Significa que não há ocorrências que provoquem grande alteração no dia a dia da população. Neste estágio, podem ocorrer, por exemplo, pequenos acidentes, enguiços de veículos, queda de árvores sem ou com pouco impacto para a fluidez no trânsito, além de acúmulos de água na via que não geram riscos ou interfiram de forma importante na circulação do tráfego.

Representa que um ou mais incidentes estão impactando no mínimo uma região da cidade, podendo causar reflexos relevantes no trânsito ou comprometer o deslocamento da população. O acúmulo de água em vias importantes ou bolsões em ruas e avenidas podem, por exemplo, levar a cidade a entrar neste estágio operacional.

Indica que, pelo menos, uma grave ocorrência ou um evento inesperado de grande porte está causando algum tipo de transtorno em uma ou mais regiões da cidade. Ou ainda um temporal que eleve o índice pluviométrico e o risco de deslizamento nas encostas. Nestes casos, equipes emergenciais da prefeitura já estão atuando para minimizar os impactos e possíveis riscos que a população (ou parte dela) esteja correndo.

Conheça o Centro de Operações da Prefeitura do Rio

O Centro de Operações Rio (COR) é o primeiro equipamento olímpico entregue pela Prefeitura do Rio. Inaugurado em dezembro de 2010, seis anos antes dos Jogos Rio 2016, o prédio funciona como quartel-general de integração das operações urbanas no município. Cerca de 30 órgãos (secretarias municipais e concessionárias de serviços públicos) estão integrados no edifício para monitorar a operação da cidade e minimizar seus impactos na rotina do cidadão ou durante a realização de grandes eventos.

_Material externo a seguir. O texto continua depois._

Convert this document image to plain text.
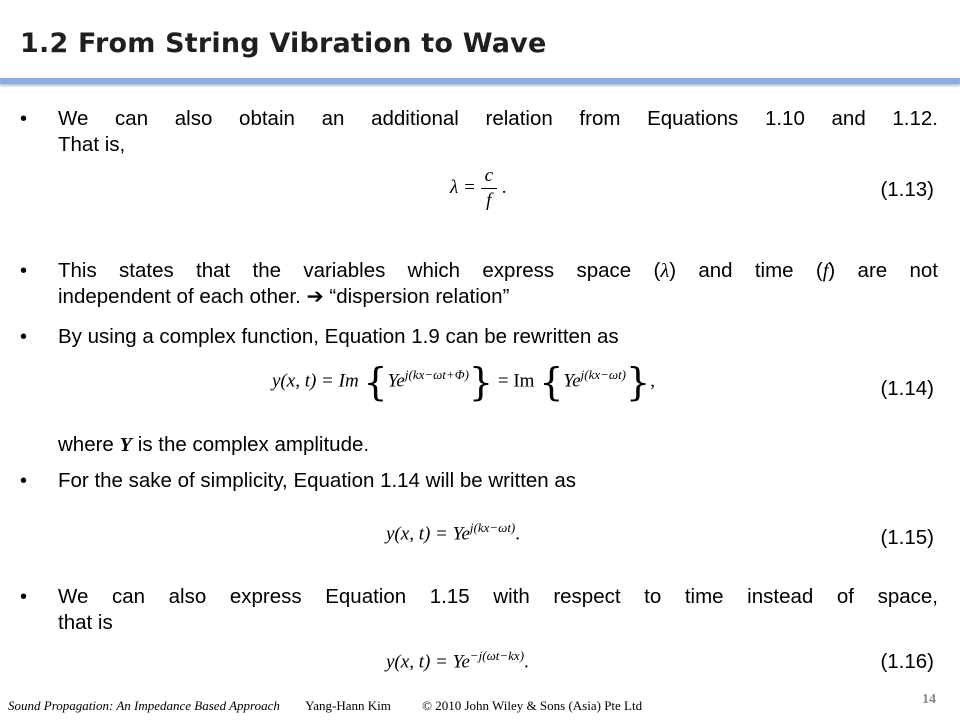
1.2 From String Vibration to Wave
• We can also obtain an additional relation from Equations 1.10 and 1.12.
That is,
$\lambda = \frac{c}{f}$ .	(1.13)
• This states that the variables which express space (λ) and time (f) are not
independent of each other. ➔ “dispersion relation”
• By using a complex function, Equation 1.9 can be rewritten as
y(x, t) = Im $\{Ye^{j(kx-\omega t+\Phi)}\} = Im$ $\{Ye^{j(kx-\omega t)}\}$,	(1.14)
where Y is the complex amplitude.
• For the sake of simplicity, Equation 1.14 will be written as
y(x, $t) = Ye^{j(kx-\omega t)}$.	(1.15)
• We can also express Equation 1.15 with respect to time instead of space,
that is
y(x, $t) = Ye^{-j(\omega t-kx)}$.	(1.16)
Sound Propagation: An Impedance Based Approach Yang-Hann Kim © 2010 John Wiley & Sons (Asia) Pte Ltd	14
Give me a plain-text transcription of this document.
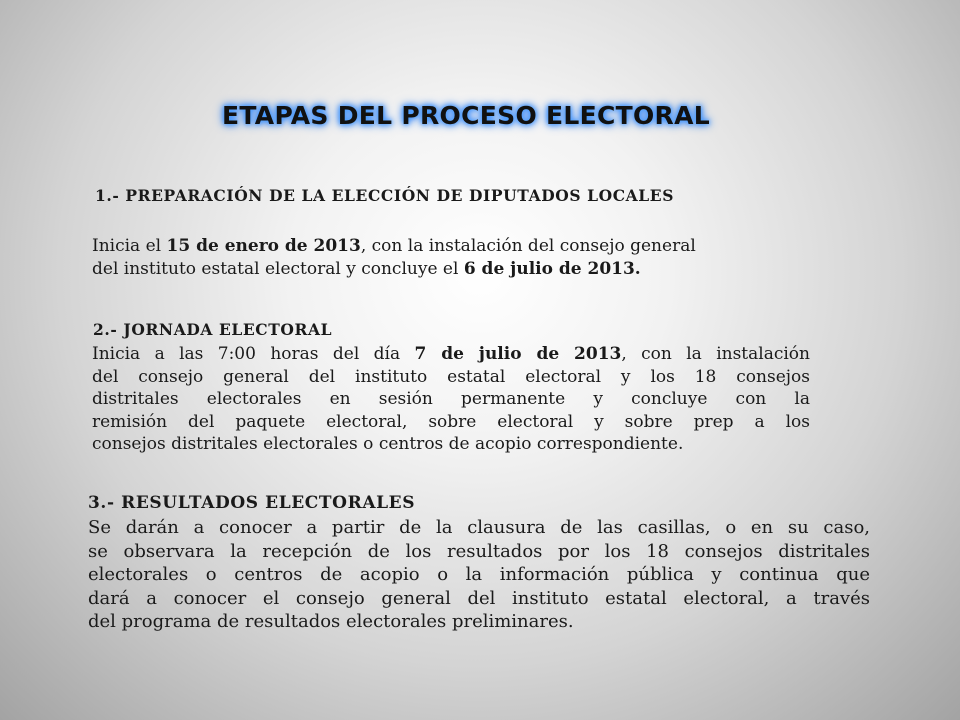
ETAPAS DEL PROCESO ELECTORAL
1.- PREPARACIÓN DE LA ELECCIÓN DE DIPUTADOS LOCALES
Inicia el 15 de enero de 2013, con la instalación del consejo general
del instituto estatal electoral y concluye el 6 de julio de 2013.
2.- JORNADA ELECTORAL
Inicia a las 7:00 horas del día 7 de julio de 2013, con la instalación
del consejo general del instituto estatal electoral y los 18 consejos
distritales electorales en sesión permanente y concluye con la
remisión del paquete electoral, sobre electoral y sobre prep a los
consejos distritales electorales o centros de acopio correspondiente.
3.- RESULTADOS ELECTORALES
Se darán a conocer a partir de la clausura de las casillas, o en su caso,
se observara la recepción de los resultados por los 18 consejos distritales
electorales o centros de acopio o la información pública y continua que
dará a conocer el consejo general del instituto estatal electoral, a través
del programa de resultados electorales preliminares.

Durante 24 horas por dia, nos sete dias da semana, o COR busca antecipar soluções, alertando os setores responsáveis sobre os riscos e as medidas urgentes que devem ser tomadas em casos de emergências, como chuvas fortes, deslizamentos e acidentes de trânsito. Mais de 500 profissionais se revezam em três turnos neste monitoramento da cidade.

O COR usa alta tecnologia para o gerenciamento das informações fornecidas pelas agências integradas e por diversos tipos de sensores estrategicamente posicionados. Cerca de 800 câmeras da prefeitura são monitoradas pela equipe do COR, que também tem acesso a outras 400 gerenciadas por concessionárias de serviços públicos e pela Secretaria Estadual de Segurança Pública. Todas as câmeras e informações de sensores e softwares podem ser visualizadas de forma integrada em um telão de 65 metros quadrados na sala de controle do COR. Em situações de crise, o centro operacional conta ainda com sistema de videoconferência que permite comunicação em tempo real com a residência oficial do prefeito e a sede da Defesa Civil municipal.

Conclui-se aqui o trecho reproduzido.